Active vibration sensing unveils material features with a gentle touch

Wave propagation is widely used in engineering and biology, because even small changes along a propagation path encode valuable information about the traversed medium. In this paper, we employ this concept in the context of vibrotactile object perception, a cornerstone problem in safe and effective human-robot interaction. We developed a robotic system that analyzes properties of grasped objects by injecting a controlled vibration through the grasped object, while measuring vibrations on both fingers and computing spectral residual changes. We investigate object-modulated responses in the frequency domain using spectral and statistical analysis techniques and build compact spectral and statistical descriptors.
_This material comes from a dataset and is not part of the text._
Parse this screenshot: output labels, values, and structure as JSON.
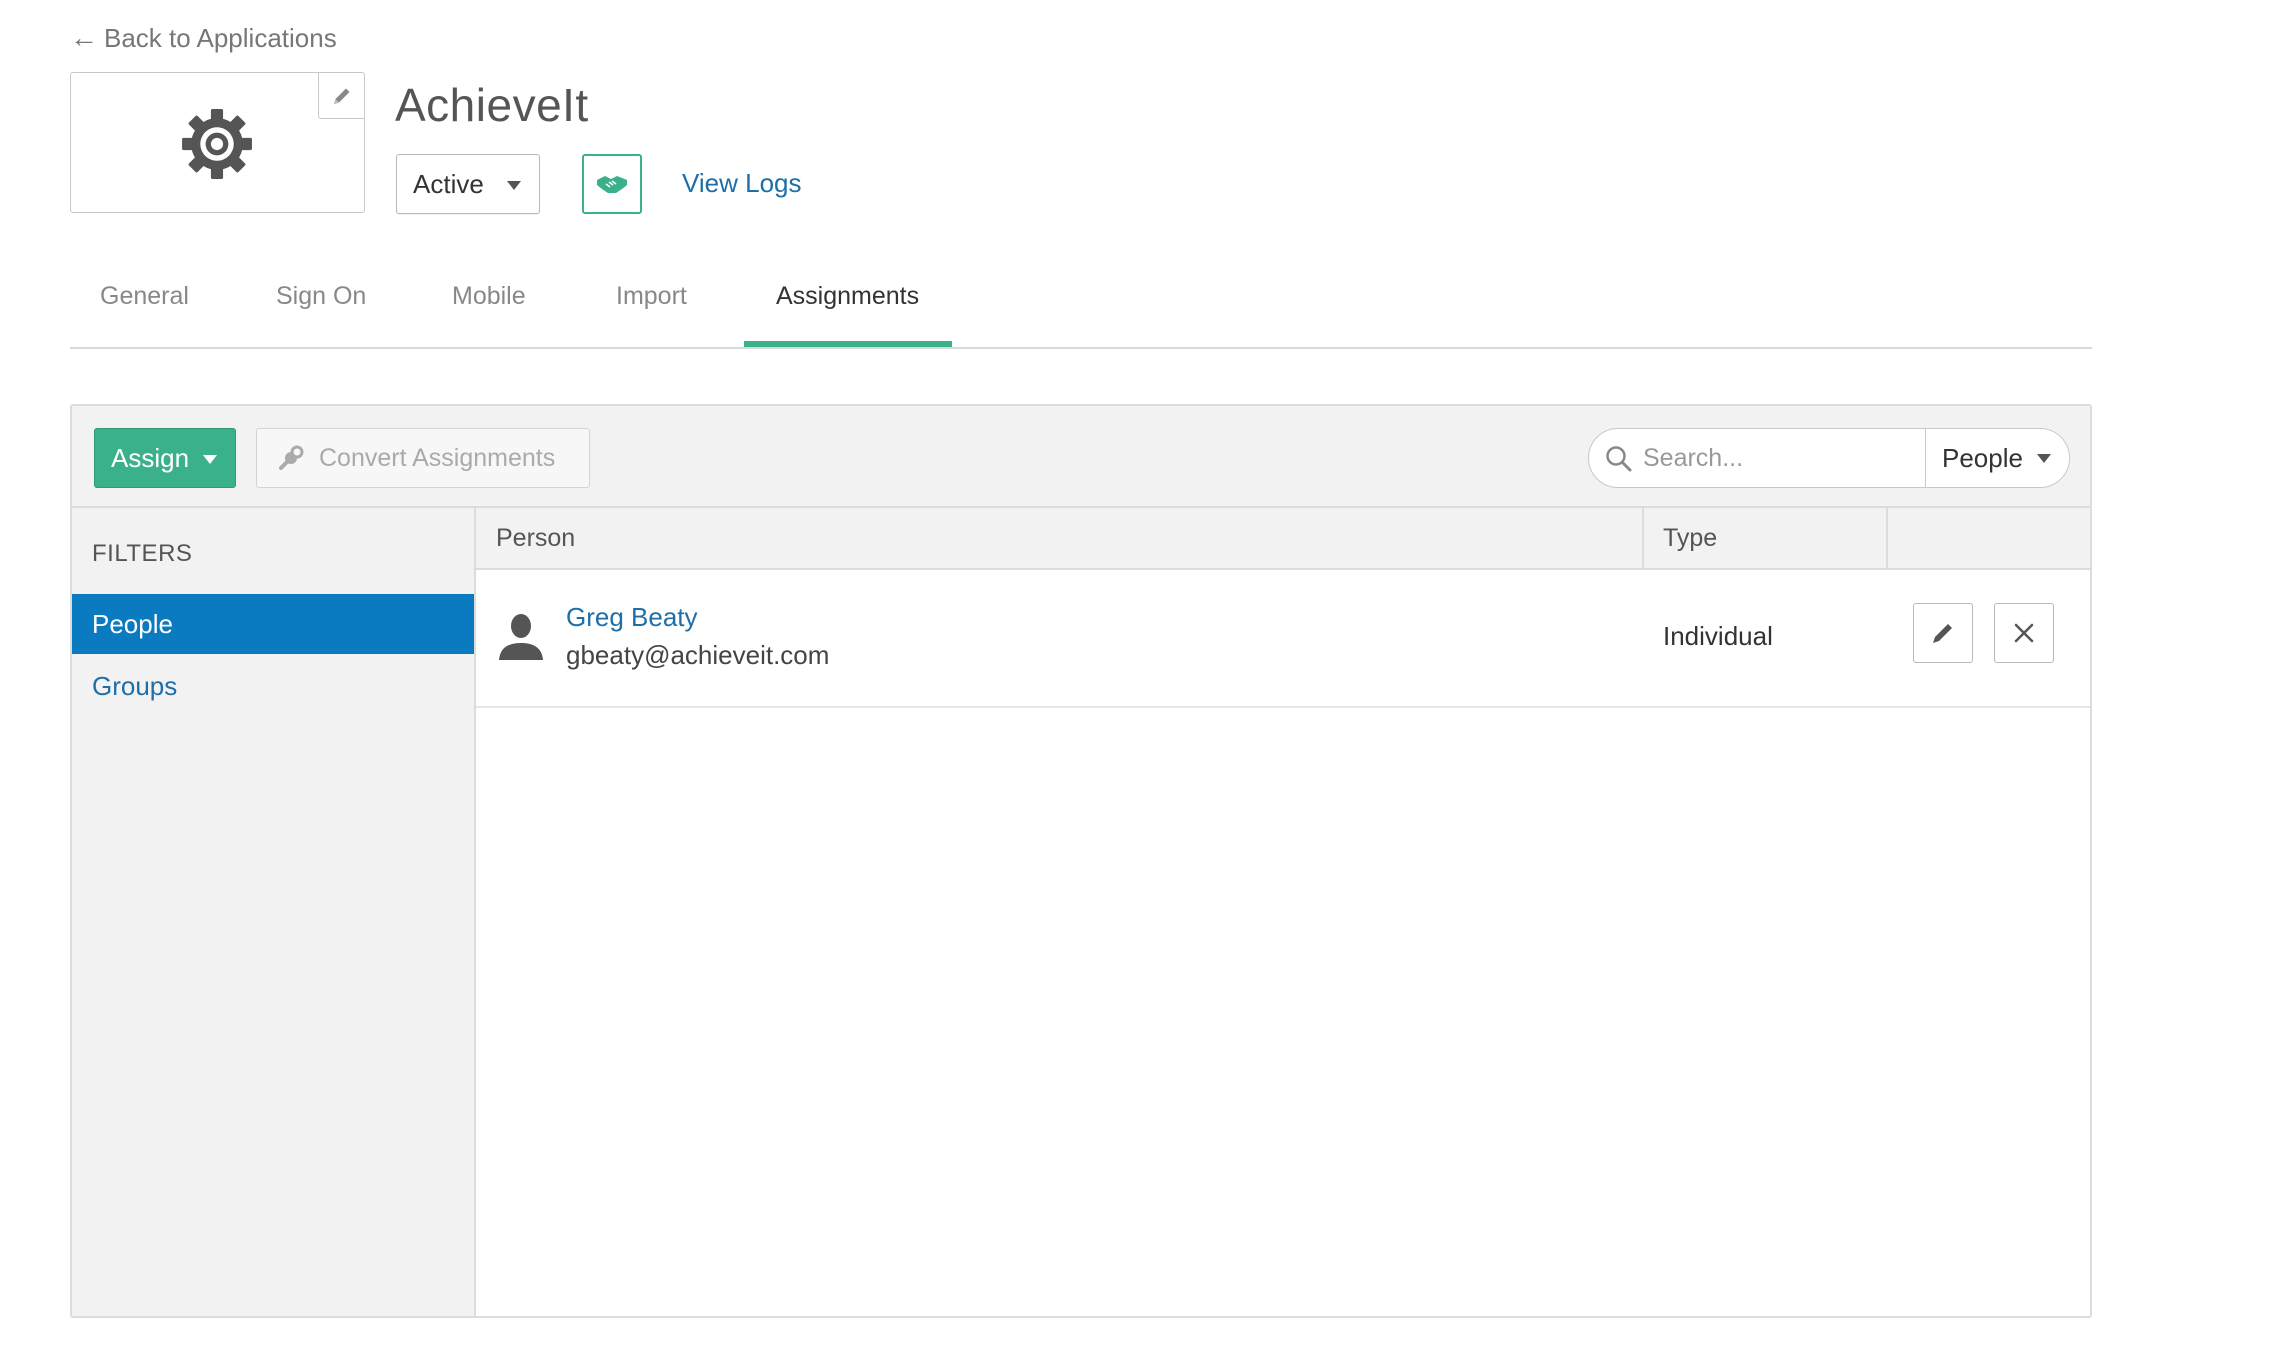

We validate the method across various material properties: elasticity (rigid to elastic: PLA 100% infill, TPU, FLEX, SortaClear 40, SortaClear 18, SortaClear 12), porosity (PLA infills of: 100%, 80%, 60%, 40%, 20%, hollow), and applied grip force (1 - 5 N). The results show consistent, property-dependent spectral signatures of elasticity, porosity, and grasp force across repeated probing. Finally, we demonstrate gentle-touch grasp analysis, enabling the tactile system to assist with efficient grasping in practical scenarios (e.g., strawberry ripeness tracking) and to provide invaluable tactile information on wave-propagation behavior across various environments. The proposed method has strong potential for precision agriculture and safe human-robot interaction.